Perseguido pelo absolutismo de D. Miguel, expulso pela Junta Exprobatória da Universidade de Coimbra, exilou-se com o irmão, passando por Espanha, Inglaterra, Bélgica e França. Durante a proscrição, colaborou ativamente em publicações, também com o seu irmão, combatendo o governo absolutista e definindo a ala mais progressista do liberalismo.
Voltaria a Portugal em agosto de 1832 em pleno Cerco do Porto. Aí, José da Silva Passos alistou-se no Batalhão estacionado no Quartel de Santo Ovídio. Após o levantamento do cerco à cidade foi o primeiro presidente eleito da Câmara Municipal do Porto (1834/03/12 a 1834/06/17). Voltou ao mesmo ofício em 1846 (1846/06/03-1846/09/17). Foi ainda advogado na Relação e Casa do Porto.
Durante a sua atividade política foi eleito para várias legislaturas: 1834-36 (Círc. do Douro); 1837-38; 1838-40; 1857-58; 1858-59 (Círc. do Porto); 1851-52 (Círc. de Tomar, Santarém e Lisboa) (Bonifácio: 2006, p. 181-182).
Foi uma das figuras centrais da Revolução de Setembro (1836), que restaurou a Constituição de 1822. Enquanto deputado setembrista, foi autor e colaborador em diversos textos legislativos de que destacamos o Código Administrativo de 31 de dezembro de 1836, o primeiro do género em Portugal e uma obra fundamental para a organização concelhia moderna do País, e a Constituição Portuguesa de 1838.
Conforme documento que destacamos, ocupou, sem direito a vencimento e enquanto o seu irmão era ministro, os cargos de Subsecretário de Estado dos Negócios da Fazenda e subinspetor do Tesouro Público. Acompanhou ainda Sá da Bandeira durante a Revolta dos Marechais (1837), a título de secretário para os assuntos financeiros.
Durante o período em que António Bernardo da Costa Cabral dominou a política portuguesa (1842-1846) José da Silva Passos foi espancado, arrastado pelas ruas do Porto e preso por duas vezes (Bonifácio: 2006, p. 183), reemergindo na vida política em 1846 na qualidade de presidente da Câmara Municipal do Porto.

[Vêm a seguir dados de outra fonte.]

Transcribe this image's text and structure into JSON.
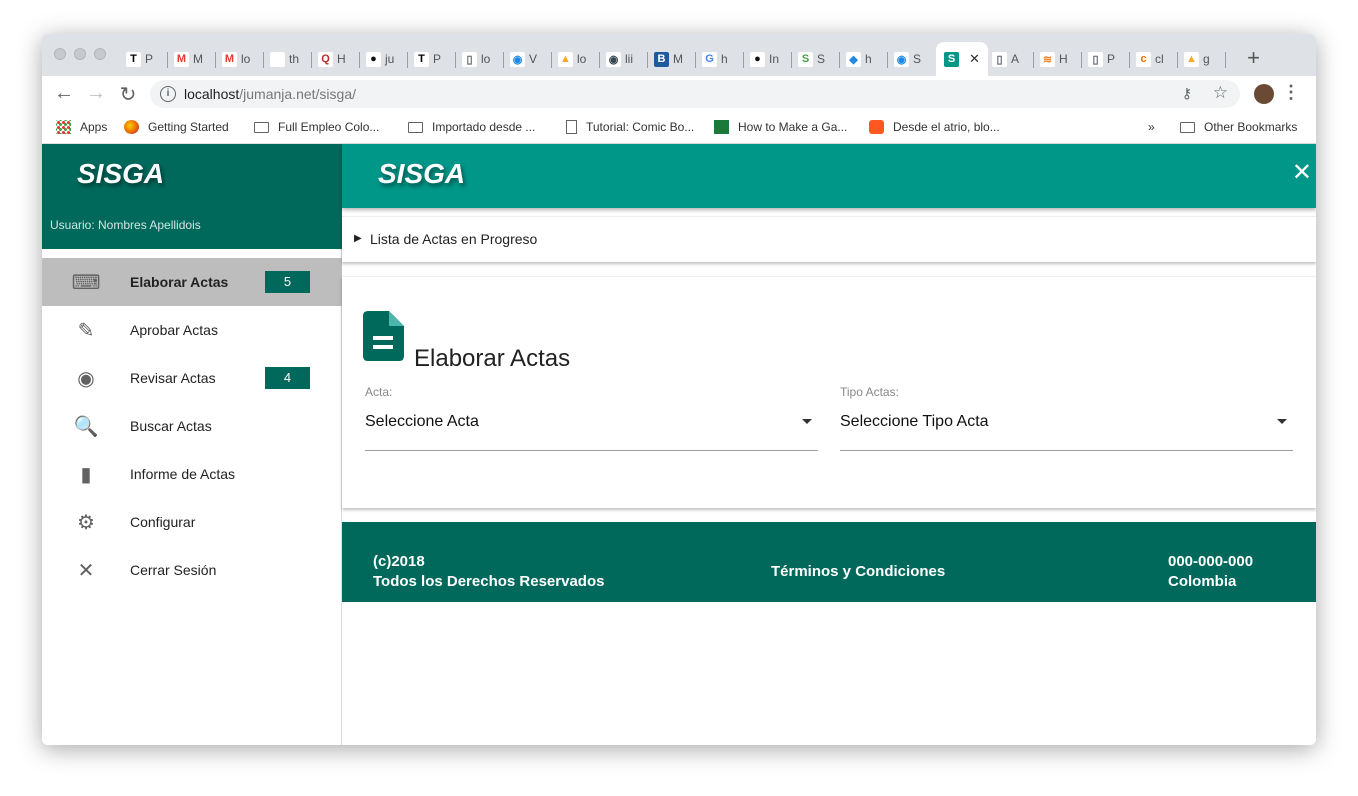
{
  "browser": {
    "tabs": [
      {
        "icon": "T",
        "label": "P",
        "bg": "#ffffff",
        "fg": "#000000"
      },
      {
        "icon": "M",
        "label": "M",
        "bg": "#ffffff",
        "fg": "#e53935"
      },
      {
        "icon": "M",
        "label": "lo",
        "bg": "#ffffff",
        "fg": "#e53935"
      },
      {
        "icon": "",
        "label": "th",
        "bg": "#ffffff",
        "fg": "#000000"
      },
      {
        "icon": "Q",
        "label": "H",
        "bg": "#ffffff",
        "fg": "#b92b27"
      },
      {
        "icon": "●",
        "label": "ju",
        "bg": "#ffffff",
        "fg": "#111111"
      },
      {
        "icon": "T",
        "label": "P",
        "bg": "#ffffff",
        "fg": "#000000"
      },
      {
        "icon": "▯",
        "label": "lo",
        "bg": "#ffffff",
        "fg": "#5f6368"
      },
      {
        "icon": "◉",
        "label": "V",
        "bg": "#ffffff",
        "fg": "#1e88e5"
      },
      {
        "icon": "▲",
        "label": "lo",
        "bg": "#ffffff",
        "fg": "#f9a825"
      },
      {
        "icon": "◉",
        "label": "lii",
        "bg": "#ffffff",
        "fg": "#37474f"
      },
      {
        "icon": "B",
        "label": "M",
        "bg": "#1d5b9c",
        "fg": "#ffffff"
      },
      {
        "icon": "G",
        "label": "h",
        "bg": "#ffffff",
        "fg": "#4285f4"
      },
      {
        "icon": "●",
        "label": "In",
        "bg": "#ffffff",
        "fg": "#111111"
      },
      {
        "icon": "S",
        "label": "S",
        "bg": "#ffffff",
        "fg": "#43a047"
      },
      {
        "icon": "◆",
        "label": "h",
        "bg": "#ffffff",
        "fg": "#1e88e5"
      },
      {
        "icon": "◉",
        "label": "S",
        "bg": "#ffffff",
        "fg": "#1e88e5"
      },
      {
        "icon": "S",
        "label": "",
        "bg": "#009688",
        "fg": "#ffffff",
        "active": true
      },
      {
        "icon": "▯",
        "label": "A",
        "bg": "#ffffff",
        "fg": "#5f6368"
      },
      {
        "icon": "≋",
        "label": "H",
        "bg": "#ffffff",
        "fg": "#f48024"
      },
      {
        "icon": "▯",
        "label": "P",
        "bg": "#ffffff",
        "fg": "#5f6368"
      },
      {
        "icon": "c",
        "label": "cl",
        "bg": "#ffffff",
        "fg": "#ff6d00"
      },
      {
        "icon": "▲",
        "label": "g",
        "bg": "#ffffff",
        "fg": "#f9a825"
      }
    ],
    "url_host": "localhost",
    "url_path": "/jumanja.net/sisga/",
    "bookmarks": {
      "apps": "Apps",
      "getting_started": "Getting Started",
      "full_empleo": "Full Empleo Colo...",
      "importado": "Importado desde ...",
      "tutorial": "Tutorial: Comic Bo...",
      "how_to": "How to Make a Ga...",
      "desde_atrio": "Desde el atrio, blo...",
      "overflow": "»",
      "other": "Other Bookmarks"
    }
  },
  "sidebar": {
    "brand": "SISGA",
    "user": "Usuario: Nombres Apellidois",
    "items": [
      {
        "label": "Elaborar Actas",
        "icon": "keyboard-icon",
        "glyph": "⌨",
        "badge": "5",
        "active": true
      },
      {
        "label": "Aprobar Actas",
        "icon": "edit-icon",
        "glyph": "✎",
        "badge": null,
        "active": false
      },
      {
        "label": "Revisar Actas",
        "icon": "eye-icon",
        "glyph": "◉",
        "badge": "4",
        "active": false
      },
      {
        "label": "Buscar Actas",
        "icon": "find-in-page-icon",
        "glyph": "🔍",
        "badge": null,
        "active": false
      },
      {
        "label": "Informe de Actas",
        "icon": "bar-chart-icon",
        "glyph": "▮",
        "badge": null,
        "active": false
      },
      {
        "label": "Configurar",
        "icon": "gear-icon",
        "glyph": "⚙",
        "badge": null,
        "active": false
      },
      {
        "label": "Cerrar Sesión",
        "icon": "close-icon",
        "glyph": "✕",
        "badge": null,
        "active": false
      }
    ]
  },
  "header": {
    "brand": "SISGA",
    "close": "✕"
  },
  "progress_list": {
    "toggle": "▶",
    "label": "Lista de Actas en Progreso"
  },
  "form": {
    "title": "Elaborar Actas",
    "acta_label": "Acta:",
    "acta_value": "Seleccione Acta",
    "tipo_label": "Tipo Actas:",
    "tipo_value": "Seleccione Tipo Acta"
  },
  "footer": {
    "copyright_line1": "(c)2018",
    "copyright_line2": "Todos los Derechos Reservados",
    "terms": "Términos y Condiciones",
    "phone": "000-000-000",
    "country": "Colombia"
  },
  "colors": {
    "primary_dark": "#00695c",
    "primary": "#009688",
    "active_item": "#bdbdbd"
  }
}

Foi uma figura incontornável da Patuleia, promovendo a criação da Junta Governativa do Porto e sendo eleito vice-presidente com as pastas da Fazenda e dos Negócios Estrangeiros. Após a Convenção do Gramido (1847-06-29), que colocou fim à guerra da Patuleia, limitou a sua intervenção política a publicações no jornal portuense Eco Popular. Voltaria à política ativa no contexto da Regeneração (1851), mantendo-se no parlamento até 1859.

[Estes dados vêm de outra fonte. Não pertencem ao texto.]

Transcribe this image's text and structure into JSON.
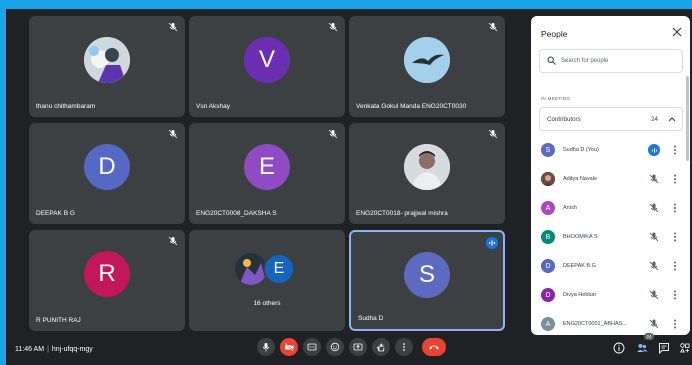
{
  "tiles": [
    {
      "name": "thanu chithambaram"
    },
    {
      "name": "Vsn Akshay",
      "letter": "V"
    },
    {
      "name": "Venkata Gokul Manda ENG20CT0030"
    },
    {
      "name": "DEEPAK B G",
      "letter": "D"
    },
    {
      "name": "ENG20CT0008_DAKSHA S",
      "letter": "E"
    },
    {
      "name": "ENG20CT0018- prajjwal mishra"
    },
    {
      "name": "R PUNITH RAJ",
      "letter": "R"
    },
    {
      "others_letter": "E",
      "others_count": "16 others"
    },
    {
      "name": "Sudha D",
      "letter": "S"
    }
  ],
  "panel": {
    "title": "People",
    "search_placeholder": "Search for people",
    "section_label": "IN MEETING",
    "contributors_label": "Contributors",
    "contributors_count": "24",
    "people": [
      {
        "name": "Sudha D (You)",
        "letter": "S"
      },
      {
        "name": "Aditya Navale"
      },
      {
        "name": "Anish",
        "letter": "A"
      },
      {
        "name": "BHOOMIKA S",
        "letter": "B"
      },
      {
        "name": "DEEPAK B G",
        "letter": "D"
      },
      {
        "name": "Divya Hebbar",
        "letter": "D"
      },
      {
        "name": "ENG20CT0001_ABHAS...",
        "letter": "A"
      }
    ]
  },
  "bottom": {
    "time": "11:46 AM",
    "meeting_code": "hnj-ufqq-mgy",
    "people_badge": "24"
  },
  "colors": {
    "v_avatar": "#6b2fb3",
    "d_avatar": "#5468c4",
    "e_avatar": "#8e4bc4",
    "r_avatar": "#c2185b",
    "s_avatar": "#5c6bc0",
    "end_call": "#ea4335",
    "active_border": "#8ab4f8",
    "speaking": "#1a73e8"
  },
  "icons": [
    "mic-off-icon",
    "mic-icon",
    "camera-off-icon",
    "captions-icon",
    "emoji-icon",
    "present-icon",
    "raise-hand-icon",
    "more-vert-icon",
    "end-call-icon",
    "info-icon",
    "people-icon",
    "chat-icon",
    "activities-icon",
    "search-icon",
    "close-icon",
    "chevron-up-icon",
    "speaking-icon"
  ]
}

Foi ainda presidente da direção da Associação Industrial Portuense (1856-1858), diretor da Associação Agrícola do distrito do Porto e membro honorário da Sociedade das Belas-Artes de Lisboa (1837-01-05).
3. O CÓDIGO ADMINISTRATIVO DE 31 DE DEZEMBRO DE 1836
O Código Administrativo de 1836 foi a grande obra legislativa de José da Silva Passos e uma das principais contribuições para a vida pública. Enquanto deputado setembrista e membro da comissão, foi o principal autor do articulado e a sua aprovação representou um marco histórico na consolidação do Estado Liberal em Portugal, marcando o início da era das codificações administrativas.

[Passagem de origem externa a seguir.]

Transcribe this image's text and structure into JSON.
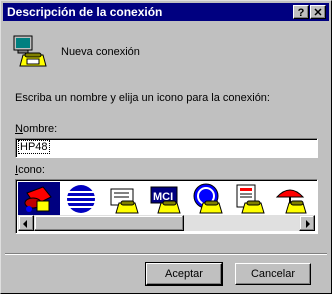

No Arquivo Distrital de Santarém conserva-se a portaria manuscrita da 3.ª Repartição do Ministério do Reino, assinada por Manuel da Silva Passos, mandando que o bacharel José da Silva Passos proponha um projeto de Código Administrativo. Refere o documento:
José da Silva Passos não se delongou e a 31 de dezembro do mesmo ano sai o decreto de aprovação da rainha, assinado pelo Secretário de Estado dos Negócios do Reino Manuel da Silva Passos, irmão do incumbido.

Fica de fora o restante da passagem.